J.B. Spins

Jazz, film, and improvised culture.

Sunday, June 18, 2017

Simian Verite: The Mighty Peking Man

It is hard to believe Dino De Laurentiis’s 1976 King Kong remake was such a huge hit in its day, but apparently it was. Identifying an opportunity, the legendary Runme Shaw rushed a Mandarin language “riff” into production, sacrificing time-consuming luxuries such as logic and good sense. The result is a ludicrously politically incorrect throwback to Toho’s mid-1960s kaiju-style King Kong movies, but with a Mandarin speaking blonde jungle pin-up queen thrown in for good measure. With the passage of time, it sure looks like the Shaw Brothers Studio got more right in Ho Meng-hua’s The Might Peking Man (a.k.a. Goliathon, a.k.a. etc., etc.), which screens during Anthology Film Archive’s recently launched Simian Vérité film series (trailer here).

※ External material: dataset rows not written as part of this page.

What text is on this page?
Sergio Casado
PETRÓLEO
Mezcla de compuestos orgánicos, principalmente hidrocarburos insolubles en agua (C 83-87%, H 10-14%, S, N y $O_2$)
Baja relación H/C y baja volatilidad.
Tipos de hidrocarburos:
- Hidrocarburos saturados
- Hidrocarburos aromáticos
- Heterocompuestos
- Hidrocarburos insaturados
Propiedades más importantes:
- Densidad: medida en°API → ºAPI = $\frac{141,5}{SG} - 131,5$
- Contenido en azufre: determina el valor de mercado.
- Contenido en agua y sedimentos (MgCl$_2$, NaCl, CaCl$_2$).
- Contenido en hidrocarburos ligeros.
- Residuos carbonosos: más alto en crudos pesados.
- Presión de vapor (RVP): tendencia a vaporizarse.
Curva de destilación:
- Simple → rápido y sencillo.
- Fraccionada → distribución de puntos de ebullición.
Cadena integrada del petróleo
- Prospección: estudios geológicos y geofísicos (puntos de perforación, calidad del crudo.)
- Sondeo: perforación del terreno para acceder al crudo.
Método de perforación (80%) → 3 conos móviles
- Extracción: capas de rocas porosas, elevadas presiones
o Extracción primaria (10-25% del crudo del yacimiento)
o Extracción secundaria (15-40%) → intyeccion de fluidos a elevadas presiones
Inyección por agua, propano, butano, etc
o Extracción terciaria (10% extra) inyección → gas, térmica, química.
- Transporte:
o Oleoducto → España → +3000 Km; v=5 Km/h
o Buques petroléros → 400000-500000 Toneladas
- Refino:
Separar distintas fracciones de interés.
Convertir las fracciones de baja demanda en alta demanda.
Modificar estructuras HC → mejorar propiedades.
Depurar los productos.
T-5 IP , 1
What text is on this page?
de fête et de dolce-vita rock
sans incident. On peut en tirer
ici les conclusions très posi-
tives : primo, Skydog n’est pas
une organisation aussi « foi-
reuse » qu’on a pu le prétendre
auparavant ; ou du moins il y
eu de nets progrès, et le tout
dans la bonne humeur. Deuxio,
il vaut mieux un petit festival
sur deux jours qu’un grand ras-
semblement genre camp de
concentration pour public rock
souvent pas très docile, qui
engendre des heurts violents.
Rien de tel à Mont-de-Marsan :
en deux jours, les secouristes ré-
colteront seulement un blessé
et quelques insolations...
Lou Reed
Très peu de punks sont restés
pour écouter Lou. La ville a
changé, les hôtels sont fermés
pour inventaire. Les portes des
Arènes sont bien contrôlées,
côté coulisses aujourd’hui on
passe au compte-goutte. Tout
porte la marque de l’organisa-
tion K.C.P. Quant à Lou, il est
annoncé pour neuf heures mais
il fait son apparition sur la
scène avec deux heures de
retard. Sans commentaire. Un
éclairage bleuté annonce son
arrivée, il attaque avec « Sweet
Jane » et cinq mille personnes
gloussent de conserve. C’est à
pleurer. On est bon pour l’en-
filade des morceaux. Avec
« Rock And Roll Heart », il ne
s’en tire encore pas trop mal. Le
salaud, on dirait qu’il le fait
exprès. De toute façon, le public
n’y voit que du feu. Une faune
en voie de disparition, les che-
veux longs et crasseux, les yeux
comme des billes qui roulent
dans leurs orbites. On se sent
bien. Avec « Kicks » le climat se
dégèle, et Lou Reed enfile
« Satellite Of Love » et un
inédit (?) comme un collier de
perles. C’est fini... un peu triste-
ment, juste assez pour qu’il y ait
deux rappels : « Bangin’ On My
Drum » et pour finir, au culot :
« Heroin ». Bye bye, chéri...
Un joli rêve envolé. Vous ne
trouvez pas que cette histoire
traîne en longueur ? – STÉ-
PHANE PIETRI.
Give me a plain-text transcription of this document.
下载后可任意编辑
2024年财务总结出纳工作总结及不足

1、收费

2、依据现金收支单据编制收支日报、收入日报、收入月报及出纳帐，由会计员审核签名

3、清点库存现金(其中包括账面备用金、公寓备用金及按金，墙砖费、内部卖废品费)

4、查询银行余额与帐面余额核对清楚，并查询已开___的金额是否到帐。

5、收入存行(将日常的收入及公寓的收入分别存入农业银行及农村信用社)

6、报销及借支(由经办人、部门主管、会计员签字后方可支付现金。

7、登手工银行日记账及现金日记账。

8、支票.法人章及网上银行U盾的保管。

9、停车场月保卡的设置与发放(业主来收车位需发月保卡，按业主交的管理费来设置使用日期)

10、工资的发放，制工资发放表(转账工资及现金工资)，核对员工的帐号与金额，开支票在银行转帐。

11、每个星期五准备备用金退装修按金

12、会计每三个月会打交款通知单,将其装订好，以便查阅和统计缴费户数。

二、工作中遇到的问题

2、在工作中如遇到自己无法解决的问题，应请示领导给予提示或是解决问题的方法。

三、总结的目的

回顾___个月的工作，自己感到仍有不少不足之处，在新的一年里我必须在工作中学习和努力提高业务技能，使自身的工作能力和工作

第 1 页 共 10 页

Carl Denham would be disgusted by a scumbag promoter like Lu Tien. He hires heartbroken adventurer Chen Zhengfeng to lead his Himalayan expedition in search of a fabled giant simian, but then leaves him stranded, presumably to die, when they clash over Lu Tien’s management techniques. However, Chen is rescued by Ah Wei, an animal-skin-bikini-donning orphan, who is the apple of Ah Wang’s gargantuan gorilla eye.

After a year developing a romantic relationship with Ah Wei, Chen convinces her to come back to civilization with him, with Ah Wang in tow. Of course, as soon as Lu Tien gets his claws into the Ahs, he returns to his exploitative ways. Eventually, Ah Wang will feel put out by such shabby treatment—and you know what that means. Look out Hong Kong.

There are scenes of Chen and his expedition-mates firing into packs of stampeding elephants that you just can’t do anymore. Likewise, the way Ah Wei schleps around compliant leopards suggests the animals must have been drugged into the Age of Aquarius. Plus, Joyce Carol Oates would surely be outraged at the way the giant monkey is treated in the third act.

Regardless, Ho and special effects supervisor Sadamasa Arikawa (a veteran of the Godzilla franchise) pick-up admirably where Toho left off, leveling some of prime commercial district real estate. Given the square footage of Hong Kong, Ah Wang’s rampage is particularly devastating. Fittingly, he makes his last stand on the former Connaught Centre (now known as Jardine House), whose metal circular grid pattern provided plenty of accommodating footholds. At the time, it was the tallest building in Hong Kong, but now it does even crack the top one hundred.

The acting in Peking Man is what it is, but Ku Feng certainly came to play as the dastardly Lu Tien. As Chen, Danny Lee also keeps charging ahead like a trooper. Of course, it is pretty clear in each of her scenes why Ho and the Shaw Brothers cast Swiss-born Evelyne Kraft as Ah Wei.

Mighty Peking Man is just a ton of shameless fun. Don’t call it camp, because it is pure spectacle to behold. Highly recommended for fans of cult cinema and killer apes, The Mighty Peking Man screens this Monday (6/19) and the following Monday (6/26), as part of Simian Vérité at Anthology Film Archives.